As any public health investigator with OII knows, this complex ecosystem of moving water, where contact points on hoses and other surfaces abound, presents countless opportunities for illness-causing bacteria and germs to pose risks to passengers.
“That why it’s important,” explains Escalona, “for airline staff and crew to follow good food and water handling safety practices. This includes things like wearing the appropriate personal protective equipment when handling lavatory equipment.”
Storage Rooms and Sanitation
In addition to inspecting water delivery components on the tarmac and inside the plane, Escalona also assesses snack, condiment, and ice storage spaces maintained by airlines at the airport. On the day he was in Louisville, he also spent time observing behaviors, including how employees handled the ice scoop that was used to bag ice being carried out to the plane.
A colleague of Escalona’s had inspected the airline previously and cautioned staff about not adequately sanitizing the metal scoop. They hadn’t used disposable gloves either. Escalona followed up to be sure that required best practices were in use. He also had specific questions for personnel: about the airline’s water filtering services, how often the snack/condiment room was cleaned, where staff handwashing occurred (versus utensil sanitation), among others.

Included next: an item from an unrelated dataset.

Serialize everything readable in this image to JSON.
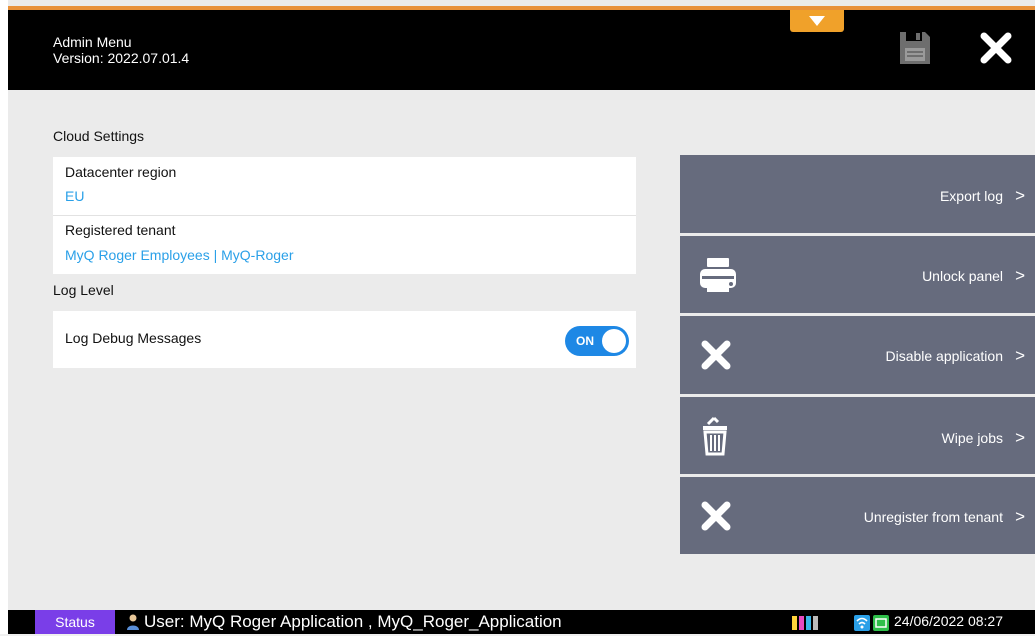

But he was soon back to his in-depth sensory work again, even crawling behind food and ice cabinets as needed, hunting for stains, dirt, debris, signs of insect or rodent pests—any indication that bacterial or mold growth or other insanitary conditions existed.
Sharing Findings, Building Food Safety Culture
No “egregious” findings were made that day in Louisville. But had Escalona discovered any serious risks to public health, he would have likely recommended immediate regulatory action, including a possible pause in operations.
Even still, the investigator walked airline staff through all the observations he’d jotted down in his notebook. He took plenty of time to answer their questions, particularly to explain the real risks of transmitting foodborne and waterborne illness when food and water handlers, for instance, don’t take those extra seconds to use sanitizer or put on gloves.
“As investigators, we can’t be everywhere,” explains Escalona. “There are just too many food facilities in this country.”
“But what we can do, in addition to conducting thorough, science-driven inspections that hold industry accountable, is to help build good food safety practices among all those we meet in the field.”